Open xinchen1412 opened 4 years ago

xinchen1412 commented 4 years ago

Great respect for your work. Have you conducted other experiments? I used TSNE for visualization and found that the results were not ideal. I don't know if this is normal. Looking forward to your answer. I hope I didn't disturb you.

YuxiangRen commented 4 years ago

I didn't use TSNE for visualization in my experiments. I just use node classification and clustering to evaluate the representations. I am not sure whether the dimensionality reduction of TSEN will affect the learned representations, but it's a quite interesting observation. I may need to spend some time thinking about that.

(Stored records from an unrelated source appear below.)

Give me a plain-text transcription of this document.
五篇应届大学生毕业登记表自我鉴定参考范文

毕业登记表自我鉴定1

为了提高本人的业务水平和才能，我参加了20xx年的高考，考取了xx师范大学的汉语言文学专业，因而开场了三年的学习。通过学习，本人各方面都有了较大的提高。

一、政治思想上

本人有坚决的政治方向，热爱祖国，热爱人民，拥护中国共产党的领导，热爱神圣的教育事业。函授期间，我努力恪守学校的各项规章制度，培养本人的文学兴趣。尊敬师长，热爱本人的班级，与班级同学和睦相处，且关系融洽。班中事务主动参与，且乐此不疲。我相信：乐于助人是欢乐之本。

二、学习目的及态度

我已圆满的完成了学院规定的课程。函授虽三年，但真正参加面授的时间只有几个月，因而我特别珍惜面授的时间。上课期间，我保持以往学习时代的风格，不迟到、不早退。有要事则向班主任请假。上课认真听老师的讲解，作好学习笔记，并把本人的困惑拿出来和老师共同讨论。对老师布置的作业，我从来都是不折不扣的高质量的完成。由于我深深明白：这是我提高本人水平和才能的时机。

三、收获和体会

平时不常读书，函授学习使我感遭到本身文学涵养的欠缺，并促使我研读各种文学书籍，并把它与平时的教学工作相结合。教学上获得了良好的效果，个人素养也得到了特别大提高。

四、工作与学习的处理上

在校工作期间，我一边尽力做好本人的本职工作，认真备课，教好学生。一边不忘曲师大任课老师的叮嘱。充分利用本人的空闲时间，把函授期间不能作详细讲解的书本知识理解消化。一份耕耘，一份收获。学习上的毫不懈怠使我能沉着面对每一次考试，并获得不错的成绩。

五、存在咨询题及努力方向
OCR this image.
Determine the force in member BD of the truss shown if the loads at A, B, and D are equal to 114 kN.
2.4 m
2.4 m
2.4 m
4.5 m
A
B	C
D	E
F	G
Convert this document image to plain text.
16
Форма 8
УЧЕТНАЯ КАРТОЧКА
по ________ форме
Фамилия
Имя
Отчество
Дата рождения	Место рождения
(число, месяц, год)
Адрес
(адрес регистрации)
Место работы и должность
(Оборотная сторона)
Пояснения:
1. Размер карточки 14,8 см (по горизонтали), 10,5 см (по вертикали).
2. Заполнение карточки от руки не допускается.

If you have more observations or more questions, please let me know.

xinchen1412 commented 4 years ago

Thank you for your reply! I'll try your suggestions. One more question: Is the NMI value in the code the same as the NMI value in the paper? I used the "ACM" and the "hdgi-c"model, I got an average NMI value of 0.49 and an average ARI value of 0.46. The values in paper are about 50. Do you have any suggestions?

YuxiangRen commented 4 years ago

The way I calculate NMI and ARI for HDGI-C is the same as HDGI-A. It is implemented as the code in DGI-HGAT/utils/clustering.py. You can check it. Your reported values are something weird because they are too low for the ACM dataset. I have no idea about these values, but you can check my code.

xinchen1412 commented 4 years ago

I used the code in "DGI-HGAT/utils/clustering.py" to calculate NMI and ARI, but the clustering results are so strange, the classification result is normal(about 0.9). I added the following code to "execute.py":

labels_np = labels_np.to(torch.device("cpu")).numpy()
clustering.my_Kmeans(embeddings, labels_np, k=3, time=10, return_NMI=False)
YuxiangRen commented 4 years ago

You may need to check whether the labels_np is constructed correctly. You can refer to executeCla.py in DGI-HGAT.

Fujiaoji commented 4 years ago

Thank you for your reply! I'll try your suggestions. One more question: Is the NMI value in the code the same as the NMI value in the paper? I used the "ACM" and the "hdgi-c"model, I got an average NMI value of 0.49 and an average ARI value of 0.46. The values in paper are about 50. Do you have any suggestions?

I used IMDB data set and the result of NMI is 0.0265, while 0.6324 in DBLP. Did u figure out?